Ultimately what we need is for human intelligence and artificial intelligence to play nice.
So advised Australia’s chief scientist Alan Finkel about the future of AI earlier this year.
Focusing on the best way to integrate AI with everyday life, Finkel’s voice added to a growing ethical discussion. Although smart technologies are driving greater global connectivity and convenience, there is rising concern about the possible dangers of allowing machines to make autonomous decisions. And these fears aren’t unfounded; see Microsoft’s chatbot Tay, which became racist within just 24 hours, and Amazon’s unwittingly gender-biased recruiting system.
So, is it possible to harness the benefits of AI while minimising risk? The answer is yes, as long as marketers are prepared to put in some groundwork.
Join the move towards regulation
The changes being fuelled by intelligent tools aren’t entirely new. In the same way the first, second and third industrial revolutions brought rapid technological growth, the coming fourth age of automation will drive fast machine-led transformation. And, then as now, the world isn’t quite ready. AI development has moved so quickly that there aren’t yet any global rules for how it should be deployed, which leaves potential for smart tech to be applied unethically—whether intentionally or not.
Initiatives are emerging to address this gap, including Singapore’s recently formed Advisory Council. Counting Google, Alibaba and Microsoft among its members, the council sends a positive message that working to promote trusted AI use is crucial, as well as providing a valuable resource for brands across Asia-Pacific. But, for now, it’s largely up to marketers to govern AI implementations themselves.
Once processes are aligned with existing laws, such as the EU’s General Data Protection regulation (GDPR), marketers must set their own internal standards for acceptable AI practice. Beginning by ensuring the data feeding AI is accurate and ethical.
Build a solid data foundation
The efficacy or even morality of AI tools depends on the data they receive. So, entering fragmented or incorrect data will produce skewed output, which could have a negative impact on multiple counts. Marketing based on untrustworthy data could not only harm brand reputation but also damage customer relationships by delivering poor quality experiences. Clean and impartial data is therefore vital for successful AI usage.
And to obtain such data, there are two key steps marketers can take:
1. Avoid human error
Because machines have no inherent bias, it’s probable any subjectivity that makes its way into datasets comes from humans.
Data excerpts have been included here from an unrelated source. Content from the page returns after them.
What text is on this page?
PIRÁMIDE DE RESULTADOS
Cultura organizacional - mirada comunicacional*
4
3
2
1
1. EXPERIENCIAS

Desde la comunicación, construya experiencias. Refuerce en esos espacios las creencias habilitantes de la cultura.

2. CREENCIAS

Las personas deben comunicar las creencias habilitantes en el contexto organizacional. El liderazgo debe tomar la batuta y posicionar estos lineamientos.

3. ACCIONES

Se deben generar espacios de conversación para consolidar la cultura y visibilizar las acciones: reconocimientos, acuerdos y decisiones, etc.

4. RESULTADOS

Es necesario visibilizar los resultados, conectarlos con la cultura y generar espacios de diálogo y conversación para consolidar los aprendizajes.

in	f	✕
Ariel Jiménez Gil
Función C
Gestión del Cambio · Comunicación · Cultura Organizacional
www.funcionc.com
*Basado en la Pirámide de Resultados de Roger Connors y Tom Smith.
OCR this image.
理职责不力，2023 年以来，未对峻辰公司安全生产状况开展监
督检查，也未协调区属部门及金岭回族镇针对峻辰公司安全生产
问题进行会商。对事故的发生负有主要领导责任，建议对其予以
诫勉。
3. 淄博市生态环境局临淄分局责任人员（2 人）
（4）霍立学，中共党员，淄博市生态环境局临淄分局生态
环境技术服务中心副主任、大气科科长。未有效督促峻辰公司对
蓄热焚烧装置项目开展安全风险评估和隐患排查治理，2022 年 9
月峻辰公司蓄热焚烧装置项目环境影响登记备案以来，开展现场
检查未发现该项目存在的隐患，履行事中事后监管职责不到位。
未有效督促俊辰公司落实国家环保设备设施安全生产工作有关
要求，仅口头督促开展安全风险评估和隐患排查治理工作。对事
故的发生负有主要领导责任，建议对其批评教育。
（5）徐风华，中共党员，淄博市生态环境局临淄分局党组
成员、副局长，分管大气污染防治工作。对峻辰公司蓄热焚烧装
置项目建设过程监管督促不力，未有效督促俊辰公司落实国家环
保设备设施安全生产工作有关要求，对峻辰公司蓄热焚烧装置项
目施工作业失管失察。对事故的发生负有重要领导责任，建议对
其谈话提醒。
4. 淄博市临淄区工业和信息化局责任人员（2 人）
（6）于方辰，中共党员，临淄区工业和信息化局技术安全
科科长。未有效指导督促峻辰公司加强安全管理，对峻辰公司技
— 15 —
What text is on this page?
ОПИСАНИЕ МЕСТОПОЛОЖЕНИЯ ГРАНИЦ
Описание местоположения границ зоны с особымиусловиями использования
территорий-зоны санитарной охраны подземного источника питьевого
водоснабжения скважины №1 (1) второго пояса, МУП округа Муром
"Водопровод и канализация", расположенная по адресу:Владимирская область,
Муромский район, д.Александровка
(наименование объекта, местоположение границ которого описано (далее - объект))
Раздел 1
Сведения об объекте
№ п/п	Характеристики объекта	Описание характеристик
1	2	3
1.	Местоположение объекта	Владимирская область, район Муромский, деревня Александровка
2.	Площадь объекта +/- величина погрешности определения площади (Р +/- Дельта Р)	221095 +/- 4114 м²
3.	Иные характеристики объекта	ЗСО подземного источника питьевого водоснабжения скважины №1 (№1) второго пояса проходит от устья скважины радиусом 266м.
For example, if a non-diverse team generates the data that powers AI tech, there is the chance unconscious partiality could affect results. Equally, human failure to check data for biases can also be problematic, as shown by Amazon’s recruitment tool. Trained with data about past hires for certain job categories that were mainly male, the system began to discriminate against female candidates for engineering roles.
This makes it essential to build an internal culture that actively prevents bias and a heterogeneous workforce capable of creating objective data. It might also be worth adopting tools designed to remove unwanted bias, such as IBM’s AI Fairness 360.
2.Unify disjointed data
When information is stored in separate departments or platforms, it can be difficult to provide holistic data for AI to leverage—be that customer profiles, audience segments, or performance insights. As a result, marketing communications informed by such data are likely to be inconsistent, irrelevant, and disengaging. To avoid losing customer favour, marketers therefore need to focus on unification. For instance, by adopting tools that blend all cross-channel data—related to individuals, campaigns or products—into a standardised data layer, they can give AI programmes a single reliable source of truth.
Enhancing marketing and beyond
Within the industry, AI is already helping to gather in-depth audience insight at vast scale, streamline workflow, and automate time-consuming tasks. That’s why over half (51%) of global leaders are using AI and 27% plan to by 2019. Looking further than marketing, it also has the potential to effect bigger societal shifts; imagine a world where ethical and legal data is shared and used to enhance healthcare and transport. Or to build and run smart cities where real-time insight eases traffic.
But before such visions can become realities, it’s important to get the basics right. We need an official set of AI standards that defines the ‘automation line’ and ensures businesses don’t cross it. And companies must also commit to handling data with dignity. Determining ethical standards and taking steps to drive AI tech with accurate insight is imperative for all businesses—and brands—to thrive amid the automated revolution, and keep a firm grip on customer trust.
Joseph Suriya is APAC director of marketing with Tealium, a US-based software company.